Awesome this layout! I can't say more, speechless.
dave hikel wrote: Last week I had an opportunity to visit a very special HO layout in Sedro Woolley, WA (60 mi. N of Seattle). The layout, built by Dr. Nicholas Muff, has been seen in MR and Mainline Modeler Magazine. A few times each year Dr. Muff invites people to visit and see his progress. I was very fortunate to be invited by a local railroad historian who has been visiting Dr. Muff's for several years.
Intending absolutely no disrespect toward Dr. Muff nor his pike but being unfamiliar with the layout, considering its level of detailing and its obviously incredibly expensive accessories (that F-unit nose and the car interiors!), I would ask if this is all Dr. Muff's own work, or perhaps largely that of a team of professional layout builders and contractors? Regardless, it is an amazing spectacle!
loathar wrote: georgev wrote: Here's what I have been working on. This is an old Mantua Hudson kit ...snip.. ..... Are you aware that Yardbird Classic Trains sells super detail kits and flywheel can motors for those? I've got a motor and detail set on order for my Mantua Mikado. I'd really like to get a Hudson like yours.
georgev wrote: Here's what I have been working on. This is an old Mantua Hudson kit ...snip..
Here's what I have been working on. This is an old Mantua Hudson kit ...snip..
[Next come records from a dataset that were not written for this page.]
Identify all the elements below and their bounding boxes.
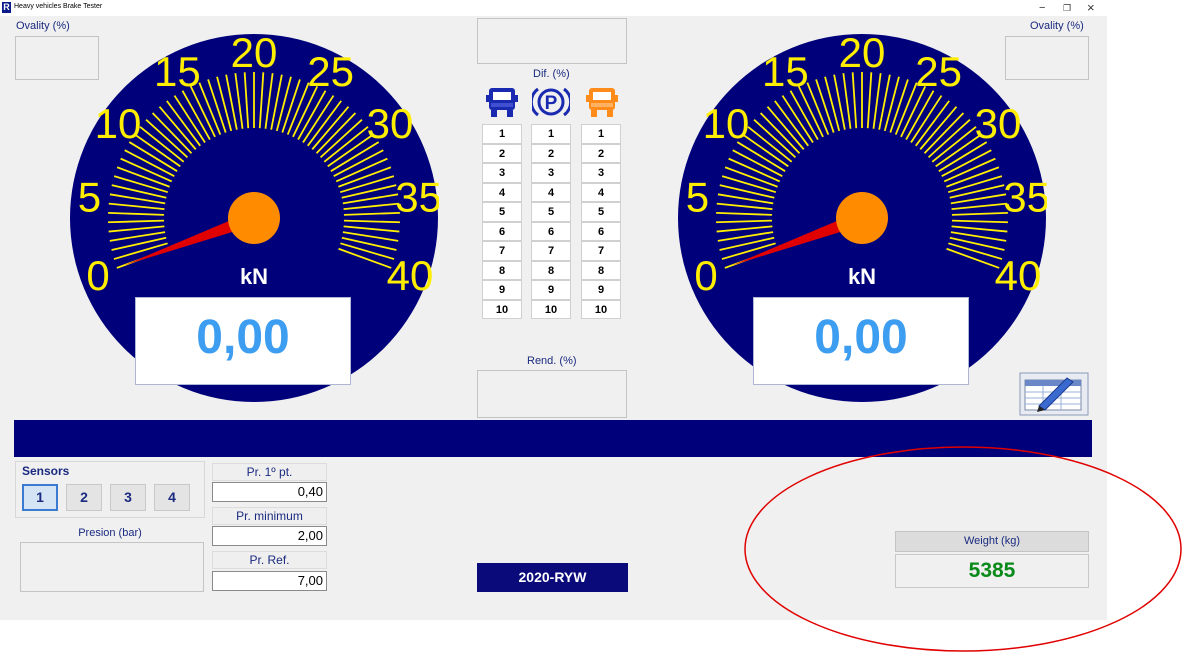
axle-cell[interactable]: 9 <box>482 280 522 300</box>
axle-cell[interactable]: 3 <box>581 163 621 183</box>
close-button[interactable]: × <box>1087 1 1095 15</box>
axle-cell[interactable]: 9 <box>581 280 621 300</box>
first-point-pressure-label: Pr. 1º pt. <box>212 463 327 481</box>
axle-cell[interactable]: 7 <box>581 241 621 261</box>
title-bar: R Heavy vehicles Brake Tester − ❐ × <box>0 0 1107 16</box>
parking-brake-icon: P <box>532 87 570 117</box>
axle-column-trailer: 1 2 3 4 5 6 7 8 9 10 <box>581 124 621 319</box>
axle-cell[interactable]: 10 <box>531 299 571 319</box>
minimize-button[interactable]: − <box>1039 1 1045 15</box>
axle-column-parking: 1 2 3 4 5 6 7 8 9 10 <box>531 124 571 319</box>
rend-label: Rend. (%) <box>527 355 577 367</box>
axle-cell[interactable]: 2 <box>581 143 621 163</box>
axle-cell[interactable]: 5 <box>531 202 571 222</box>
dif-display <box>477 18 627 64</box>
gauge-unit-label: kN <box>848 264 876 289</box>
axle-cell[interactable]: 7 <box>482 241 522 261</box>
reference-pressure-input[interactable]: 7,00 <box>212 571 327 591</box>
sensor-button-2[interactable]: 2 <box>66 484 102 511</box>
gauge-scale-label: 30 <box>975 100 1022 147</box>
reference-pressure-label: Pr. Ref. <box>212 551 327 569</box>
gauge-scale-label: 0 <box>694 252 717 299</box>
axle-cell[interactable]: 4 <box>482 182 522 202</box>
gauge-scale-label: 40 <box>995 252 1042 299</box>
gauge-hub <box>836 192 888 244</box>
gauge-scale-label: 15 <box>762 48 809 95</box>
axle-cell[interactable]: 10 <box>482 299 522 319</box>
gauge-scale-label: 35 <box>1003 173 1047 220</box>
axle-cell[interactable]: 8 <box>482 260 522 280</box>
sensor-button-1[interactable]: 1 <box>22 484 58 511</box>
first-point-pressure-input[interactable]: 0,40 <box>212 482 327 502</box>
minimum-pressure-label: Pr. minimum <box>212 507 327 525</box>
gauge-scale-label: 30 <box>367 100 414 147</box>
axle-cell[interactable]: 4 <box>531 182 571 202</box>
minimum-pressure-input[interactable]: 2,00 <box>212 526 327 546</box>
axle-cell[interactable]: 8 <box>581 260 621 280</box>
rend-display <box>477 370 627 418</box>
axle-cell[interactable]: 10 <box>581 299 621 319</box>
gauge-scale-label: 25 <box>307 48 354 95</box>
gauge-scale-label: 5 <box>686 173 709 220</box>
gauge-hub <box>228 192 280 244</box>
axle-cell[interactable]: 1 <box>531 124 571 144</box>
sensor-button-3[interactable]: 3 <box>110 484 146 511</box>
gauge-scale-label: 10 <box>703 100 750 147</box>
gauge-scale-label: 0 <box>86 252 109 299</box>
app-window: R Heavy vehicles Brake Tester − ❐ × Oval… <box>0 0 1107 620</box>
axle-cell[interactable]: 5 <box>482 202 522 222</box>
maximize-button[interactable]: ❐ <box>1063 1 1071 15</box>
gauge-scale-label: 25 <box>915 48 962 95</box>
axle-cell[interactable]: 3 <box>482 163 522 183</box>
sensors-group: Sensors 1 2 3 4 <box>15 461 205 518</box>
gauge-scale-label: 5 <box>78 173 101 220</box>
axle-cell[interactable]: 2 <box>531 143 571 163</box>
dif-label: Dif. (%) <box>533 68 570 80</box>
svg-text:P: P <box>545 93 558 114</box>
status-bar <box>14 420 1092 457</box>
pressure-display <box>20 542 204 592</box>
axle-cell[interactable]: 3 <box>531 163 571 183</box>
weight-value: 5385 <box>895 554 1089 588</box>
axle-cell[interactable]: 5 <box>581 202 621 222</box>
axle-cell[interactable]: 7 <box>531 241 571 261</box>
truck-icon-orange <box>586 88 618 117</box>
gauge-scale-label: 20 <box>231 29 278 76</box>
window-title: Heavy vehicles Brake Tester <box>14 3 103 10</box>
gauge-unit-label: kN <box>240 264 268 289</box>
truck-icon-blue <box>486 88 518 117</box>
app-logo-icon: R <box>2 2 11 13</box>
axle-cell[interactable]: 8 <box>531 260 571 280</box>
axle-cell[interactable]: 2 <box>482 143 522 163</box>
gauge-scale-label: 20 <box>839 29 886 76</box>
axle-cell[interactable]: 6 <box>531 221 571 241</box>
license-plate: 2020-RYW <box>477 563 628 592</box>
gauge-scale-label: 35 <box>395 173 439 220</box>
gauge-scale-label: 10 <box>95 100 142 147</box>
report-edit-button[interactable] <box>1019 372 1089 416</box>
right-force-readout: 0,00 <box>753 297 969 385</box>
axle-cell[interactable]: 6 <box>581 221 621 241</box>
pressure-label: Presion (bar) <box>78 527 142 539</box>
axle-cell[interactable]: 6 <box>482 221 522 241</box>
axle-cell[interactable]: 1 <box>482 124 522 144</box>
left-ovality-label: Ovality (%) <box>16 20 70 32</box>
left-force-readout: 0,00 <box>135 297 351 385</box>
axle-cell[interactable]: 9 <box>531 280 571 300</box>
sensors-title: Sensors <box>22 464 70 478</box>
gauge-scale-label: 15 <box>154 48 201 95</box>
weight-label: Weight (kg) <box>895 531 1089 552</box>
axle-column-service: 1 2 3 4 5 6 7 8 9 10 <box>482 124 522 319</box>
axle-cell[interactable]: 4 <box>581 182 621 202</box>
sensor-button-4[interactable]: 4 <box>154 484 190 511</box>
axle-cell[interactable]: 1 <box>581 124 621 144</box>
gauge-scale-label: 40 <box>387 252 434 299</box>
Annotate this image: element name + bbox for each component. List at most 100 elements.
..... Are you aware that Yardbird Classic Trains sells super detail kits and flywheel can motors for those? I've got a motor and detail set on order for my Mantua Mikado. I'd really like to get a Hudson like yours.
Loathar,
I installed a Helix Humper drive in this loco some years ago. But I was not aware of the detail kits. Dang! Well, that's life as a model railroader - always another project!
George V.
jacon12 wrote: My entry for this week is a variation of another picture taken in the same area on my layout. The lighting is stronger and the view is pulled back a bit to include more foreground. The object isn't meant to show my great modeling skills, on a scale of 1 to 10 I put myself around 3..In any event, I simply tried to create the mood of an early morning scene somewhere in the Appalachian Mountains of the eastern U.S.Click on image to enlarge if needed.Thanks,Jarrell
Great scene. The lighting makes it look sort of like a painting. And not to suck up or anything, but I think you can bump yourself up the modeling skill level a few notches.
J.P.
Hey folks... the signal at Hawks Nest has been installed and works (in fact this is the only signal on the entire railroad). Its a three over two signal and is used to protect trains in the hidden staging that's just around the corner.
BTW, Jarrell the photo is very nice and evocative of the article in Trains recently about the New River area.
thanks !
Charles
Brillian pictures guys...
0-6-0, is that the Tichy kit? I wish mine had as good a paint job as yours...
selector - I guess that's the last time you let Gomez come over and run trains, right?
Don't have anything (new) to add at the moment... been a crazy few months for ma, and everything is still in boxes from moving out of college.
Mantua Hudson sitting in my (mostly) incomplete 3-stall roundhouse. Would have been nice to have the foresight to make one of the windowpanes removable so they didn't cover the loco... but I digress.